Note: On Tuesdays and some Sundays, you can find me at Your Daily Tripod, owned by my friend TonyD. A longer version of the post below appears there.
I had lunch recently with a spiritual mentor, a Catholic whose writing greatly inspires me. I shared with her my concern that my writing and speaking about the women saints sometimes becomes too dark, too much about their struggles: Murder. Rape. A lack of acceptance in their homes, their convents, or their communities.
Her counsel was that there’s always someone in the audience who’s going through something similar, whether the person realizes or acknowledges it or not. Then she went on to say, “Talk about the transformation. Talk about how God guided them through the struggle and beyond.”
It was good advice, advice that applies to us all, writer, painter, mother, father, sister, brother, friend. We all have dark places, as do those we love… and those whom we find difficult to love. Call them abysmal swamps if you will, as the writer put it in Psalm 69.
Those swamps may seem impossible from which to extricate ourselves. We feel so stuck, so persecuted, so put upon, that it seems there is no way out. But if we keep our souls, hearts, and eyes open, we may find freedom in the most unexpected of places and people. Surely, Moses’ mother when she put him in that basket among the reeds was beyond desperate.

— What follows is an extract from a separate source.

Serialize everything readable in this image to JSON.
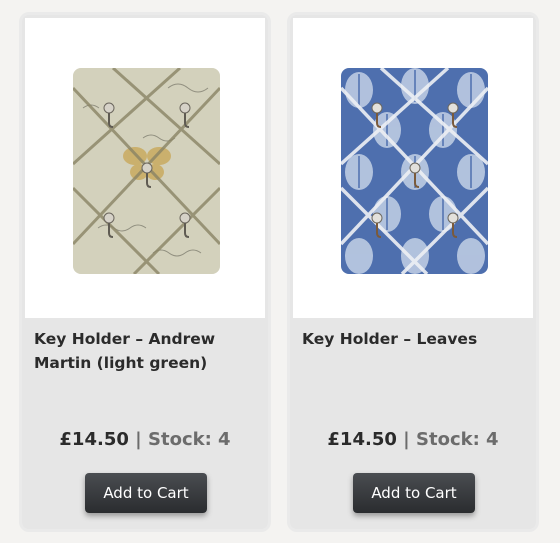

Her hope was that somehow, some way, someone would be able to help. She likely was shocked to find the benefactress would be the daughter of the very man who had condemned her son and all the other male Hebrew infants to death, a woman who realized the child was an Israelite… and rescued him anyway.
As with Moses, God sometimes provides us with transformation opportunities in the most unexpected of ways. He also will let us remain in the swamp if we prefer. The choice is ours.